On a brighter note, Warner Bros Discovery ended 2023 with a 86% YoY rise in free cash flow that amounted to $6.16 billion. With the Olympic Games on this year’s repertoire, CFO Gunnar Wiedenfels is expecting another strong year of FCF but declined to provide an official guidance.
Although Warner Bros still has $44.2 billion of gross debt, it paid off $12 billion of debt over the last two years.
Warner Bros Made Streaming History
Warner Bros got ahead of the legendary Disney, Comcast and its NBCUniversal, as well as Paramount Global by reaching profitability on the streaming front. Max wrapped up 2023 by becoming profitable, with full-year adjusted EBITDA amounting to $103 million. This success is owed to dramatically lowered content spending.
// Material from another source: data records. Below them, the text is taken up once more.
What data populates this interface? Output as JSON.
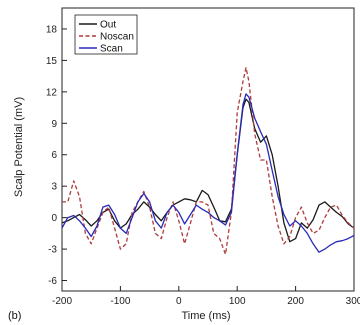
{
  "chart_data": {
    "type": "line",
    "panel_label": "(b)",
    "xlabel": "Time (ms)",
    "ylabel": "Scalp Potential (mV)",
    "xlim": [
      -200,
      300
    ],
    "ylim": [
      -7,
      20
    ],
    "xticks": [
      -200,
      -100,
      0,
      100,
      200,
      300
    ],
    "yticks": [
      -6,
      -3,
      0,
      3,
      6,
      9,
      12,
      15,
      18
    ],
    "grid": false,
    "legend_position": "top-left",
    "series": [
      {
        "name": "Out",
        "color": "#1a1a1a",
        "dash": "solid",
        "x": [
          -200,
          -190,
          -180,
          -170,
          -160,
          -150,
          -140,
          -130,
          -120,
          -110,
          -100,
          -90,
          -80,
          -70,
          -60,
          -50,
          -40,
          -30,
          -20,
          -10,
          0,
          10,
          20,
          30,
          40,
          50,
          60,
          70,
          80,
          90,
          100,
          110,
          115,
          120,
          130,
          140,
          150,
          160,
          170,
          180,
          190,
          200,
          210,
          220,
          230,
          240,
          250,
          260,
          270,
          280,
          290,
          300
        ],
        "y": [
          -0.5,
          -0.3,
          0,
          0.3,
          -0.2,
          -0.8,
          -0.3,
          0.5,
          0.8,
          -0.3,
          -1,
          -0.6,
          0.3,
          0.8,
          1.5,
          1,
          0.3,
          -0.3,
          0.5,
          1.2,
          1.5,
          1.8,
          1.7,
          1.5,
          2.6,
          2.2,
          1,
          -0.3,
          -0.4,
          0.8,
          6,
          10.5,
          11.3,
          11,
          8.5,
          7.2,
          7.8,
          6,
          3,
          -0.5,
          -2.3,
          -2,
          -0.5,
          -1,
          -0.2,
          1.2,
          1.5,
          1,
          0.5,
          0.1,
          -0.6,
          -1
        ]
      },
      {
        "name": "Noscan",
        "color": "#b03a3a",
        "dash": "dashed",
        "x": [
          -200,
          -190,
          -180,
          -170,
          -160,
          -150,
          -140,
          -130,
          -120,
          -110,
          -100,
          -90,
          -80,
          -70,
          -60,
          -50,
          -40,
          -30,
          -20,
          -10,
          0,
          10,
          20,
          30,
          40,
          50,
          60,
          70,
          80,
          90,
          100,
          110,
          115,
          120,
          130,
          140,
          150,
          160,
          170,
          180,
          190,
          200,
          210,
          220,
          230,
          240,
          250,
          260,
          270,
          280,
          290,
          300
        ],
        "y": [
          1.5,
          1.5,
          3.5,
          2,
          -1.5,
          -2.5,
          -1,
          0.5,
          1,
          -1,
          -3,
          -2.5,
          0.5,
          1.5,
          2.5,
          1,
          -1.5,
          -2,
          0,
          1.5,
          -0.3,
          -2.5,
          -0.5,
          1.5,
          1.5,
          1.2,
          -1.5,
          -2,
          -3.5,
          0.5,
          10,
          13,
          14.3,
          13,
          8,
          5.5,
          5.5,
          2,
          -0.8,
          -2.5,
          -1.8,
          0,
          1,
          -0.5,
          -1.5,
          -1.2,
          0,
          1,
          1.2,
          0.2,
          -0.5,
          -1
        ]
      },
      {
        "name": "Scan",
        "color": "#2a2ab8",
        "dash": "solid",
        "x": [
          -200,
          -190,
          -180,
          -170,
          -160,
          -150,
          -140,
          -130,
          -120,
          -110,
          -100,
          -90,
          -80,
          -70,
          -60,
          -50,
          -40,
          -30,
          -20,
          -10,
          0,
          10,
          20,
          30,
          40,
          50,
          60,
          70,
          80,
          90,
          100,
          110,
          115,
          120,
          130,
          140,
          150,
          160,
          170,
          180,
          190,
          200,
          210,
          220,
          230,
          240,
          250,
          260,
          270,
          280,
          290,
          300
        ],
        "y": [
          -1,
          0,
          0.2,
          -0.3,
          -1,
          -1.8,
          -0.8,
          1,
          1.2,
          0.3,
          -1,
          -1.5,
          0,
          1.5,
          2.3,
          1.5,
          -0.3,
          -1,
          0.5,
          1.2,
          0.5,
          -0.6,
          0.3,
          1.2,
          0.8,
          0.5,
          0,
          -0.3,
          -0.7,
          0.5,
          6,
          10.8,
          11.8,
          11.5,
          9.5,
          8.2,
          7,
          4.5,
          2,
          0.3,
          -0.8,
          -0.3,
          -0.8,
          -1.5,
          -2.5,
          -3.3,
          -3,
          -2.6,
          -2.3,
          -2.2,
          -2,
          -1.7
        ]
      }
    ]
  }
}
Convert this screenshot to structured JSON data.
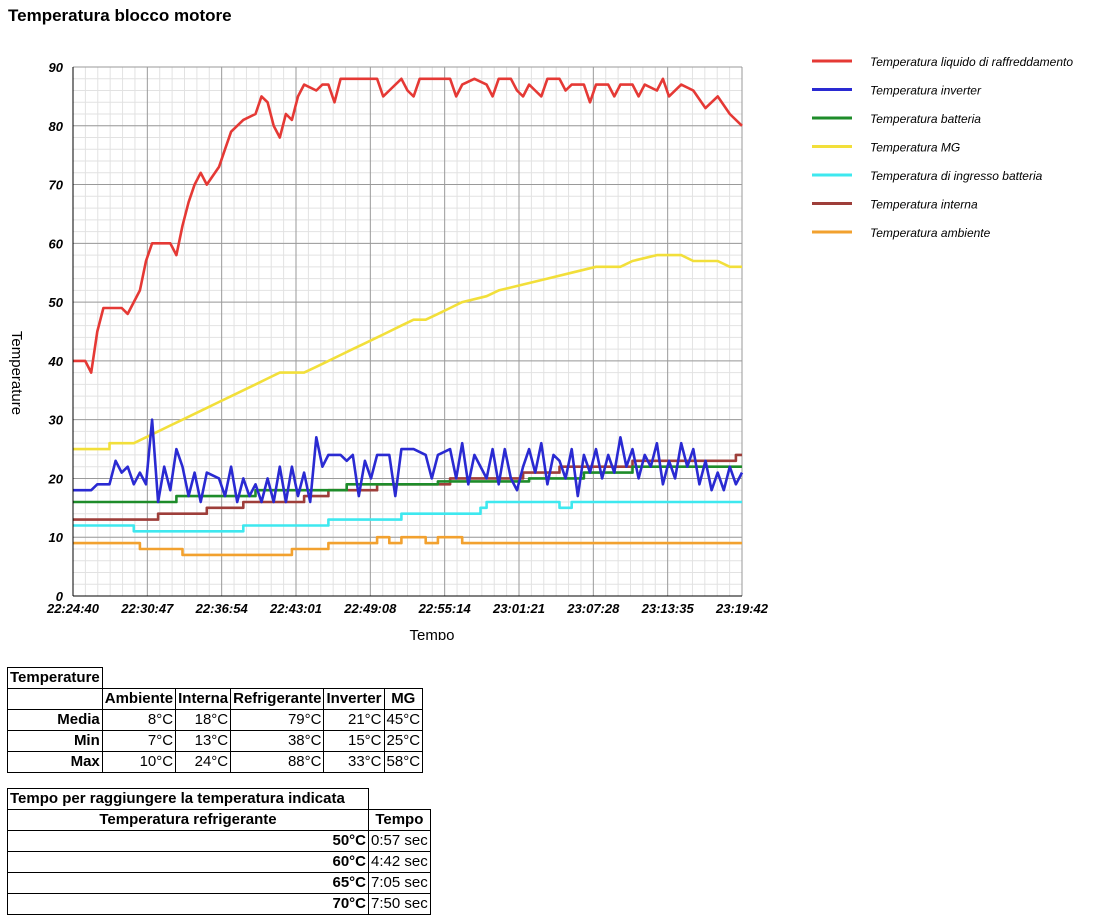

Although Warner Bros expects Max another profitable full-year, it will be in for a loss during the first half of the year due to increased content spending. By the end of the year, Max’s advertising tier that is currently only available in the U.S., will expand to 40 international markets. Warner Bros guided for Max’s 2025 EBITDA of $1 billion for 2025.
For the quarter, Max expanded its global direct-to-consumer subscribers to 97.7 million, which represents a 2% increase compared to the previous quarter.
Disney+ reported 111.3 million core subscribers in the fourth quarter, as it lost 1.3 million subscribers due to price hikes. But Disney, the preeminent creator of entertainment content on the planet, is merely claiming it’s on track to become profitable by the end of this fiscal year.
NBCUniversal, that Comcast presents as a more creator-friendly studio for filmmakers and talent compared to its rivals, also still hasn’t reach profitability. Its flagship streaming offering, Peacock recorded revenue beyond $1 billion for the first time during the fourth quarter that ended on December 31st. Comcast reported Peacock’s revenue rose 57% to $1.03 billion as it added 3 million subscribers, but although it narrowed its losses, it still ended up with an adjusted loss of $825 million. Meanwhile, Paramount began the year with the announced layoffs that include about 800 of its U.S. staff. Returning to earnings growth this year is a priority for Paramount that also tweaked its content strategy. Paramount is hoping to join Warner Bros on the profitable side by focusing on Hollywood hits and producing fewer local and international original content.
Warner Bros Discovery told a remarkable turnaround story in the streaming kingdom.
It is no overstatement to say that Warner Bros did a great job not only in navigating the challenges of the highly competitive streaming arena but also in setting the course for a profitable future. 2023 was undoubtably a hell of a year for media entertainment companies that suffered huge setbacks from the strikes. But it also brought a remarkable story of Warner Bros Discovery’s journey from financial hardship to being the first to reach profitability in a constantly evolving landscape.